Thermosensitive Nanogels with Cross-Linked Pd(II) Ions for Improving Therapeutic Effects on Platinum-Resistant Cancers via Intratumoral Formation of Hydrogels

Abstract

Although bivalent palladium [Pd(II)] compounds exhibit favorable antitumor efficacy against platinum-resistant cancers, the mechanism remains unclear. Moreover, some drawbacks, such as structural lability, rapid elimination in vivo, and poor intratumoral retention, heavily limit their application in systemic tumor chemotherapy. Here, thermosensitive Pd-PNS nanogels are rationally designed by cross-linking coordination of Pd(II) ions with poly(styrenesulfonate-b-N-isopropylacrylamide-b-styrenesulfonate) (PNS), achieving high drug-loading ability (ca. 80% of entrapment efficiency and 40% of drug-loading efficiency), sustained release, and long-term retention of highly water-soluble K2PdCl4 in intratumoral administration.

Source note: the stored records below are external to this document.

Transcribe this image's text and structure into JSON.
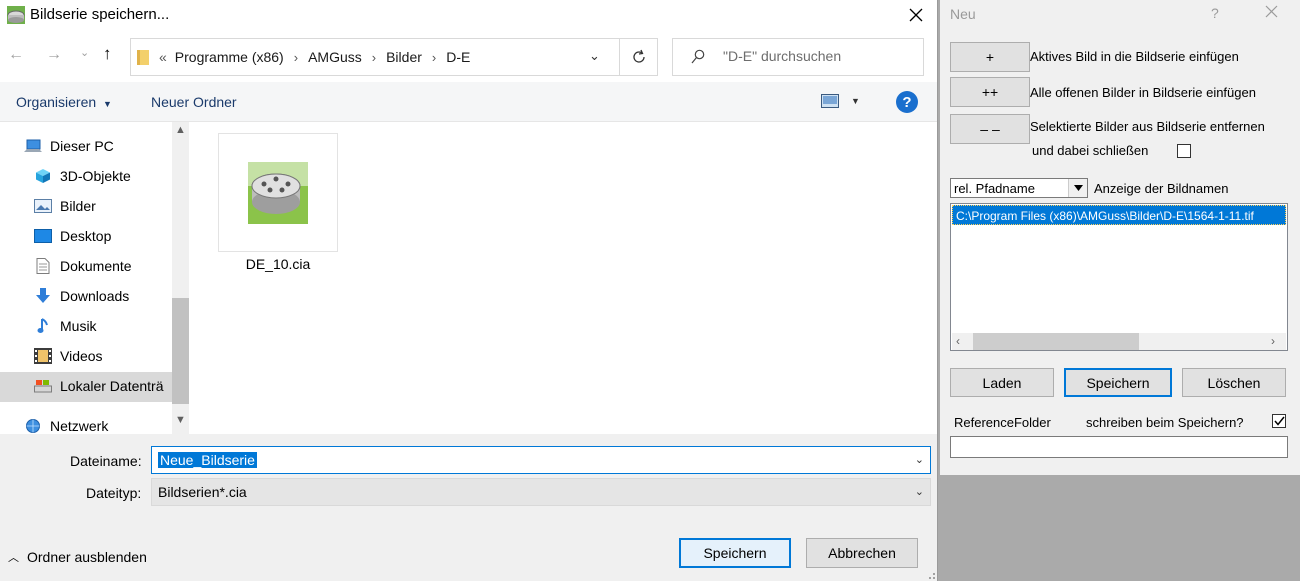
{
  "save_dialog": {
    "title": "Bildserie speichern...",
    "address": {
      "overflow": "«",
      "crumbs": [
        "Programme (x86)",
        "AMGuss",
        "Bilder",
        "D-E"
      ]
    },
    "search_placeholder": "\"D-E\" durchsuchen",
    "toolbar": {
      "organize": "Organisieren",
      "new_folder": "Neuer Ordner"
    },
    "nav": [
      {
        "label": "Dieser PC",
        "icon": "computer-icon"
      },
      {
        "label": "3D-Objekte",
        "icon": "cube-icon"
      },
      {
        "label": "Bilder",
        "icon": "pictures-icon"
      },
      {
        "label": "Desktop",
        "icon": "desktop-icon"
      },
      {
        "label": "Dokumente",
        "icon": "document-icon"
      },
      {
        "label": "Downloads",
        "icon": "download-icon"
      },
      {
        "label": "Musik",
        "icon": "music-icon"
      },
      {
        "label": "Videos",
        "icon": "video-icon"
      },
      {
        "label": "Lokaler Datenträ",
        "icon": "drive-icon",
        "selected": true
      },
      {
        "label": "Netzwerk",
        "icon": "network-icon"
      }
    ],
    "files": [
      {
        "name": "DE_10.cia",
        "icon": "image-series-icon"
      }
    ],
    "filename_label": "Dateiname:",
    "filename_value": "Neue_Bildserie",
    "filetype_label": "Dateityp:",
    "filetype_value": "Bildserien*.cia",
    "hide_folders": "Ordner ausblenden",
    "save_label": "Speichern",
    "cancel_label": "Abbrechen",
    "accent_color": "#0078d7"
  },
  "panel": {
    "title": "Neu",
    "help": "?",
    "add_active_button": "+",
    "add_active_label": "Aktives Bild in die Bildserie einfügen",
    "add_all_button": "++",
    "add_all_label": "Alle offenen Bilder in Bildserie einfügen",
    "remove_button": "– –",
    "remove_label": "Selektierte Bilder aus Bildserie entfernen",
    "close_label": "und dabei schließen",
    "close_checked": false,
    "combo_value": "rel. Pfadname",
    "combo_label": "Anzeige der Bildnamen",
    "list_items": [
      "C:\\Program Files (x86)\\AMGuss\\Bilder\\D-E\\1564-1-11.tif"
    ],
    "load_label": "Laden",
    "save_label": "Speichern",
    "delete_label": "Löschen",
    "reference_label": "ReferenceFolder",
    "write_on_save_label": "schreiben beim Speichern?",
    "write_on_save_checked": true,
    "reference_value": ""
  }
}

Cytotoxicity on sensitive/resistant MCF-7 cells and cancer stem cell (CSC) spheroids indicates that Pd-PNS nanogels could inhibit the palladium efflux of P-glycoprotein and multidrug resistance-associated protein-1 and thus enhance the DNA damage and toxicity of platinum-resistant MCF-7/Pt cells and their CSCs. Based on their temperature-sensitive sol–gel transition, Pd-PNS nanogels show sustained release profiles and long-term retention in tumors, further enhancing in vivo antitumor efficacy on MCF-7/Pt tumor-bearing BALB/c nude mice. Owing to these advantages of prolonged retention, efflux inhibition, and efficient CSCs killing ability, Pd-PNS nanogels are promising to be developed as a new temperature-sensitive delivery nanoplatform for injectable regional chemotherapy on platinum-resistant cancers.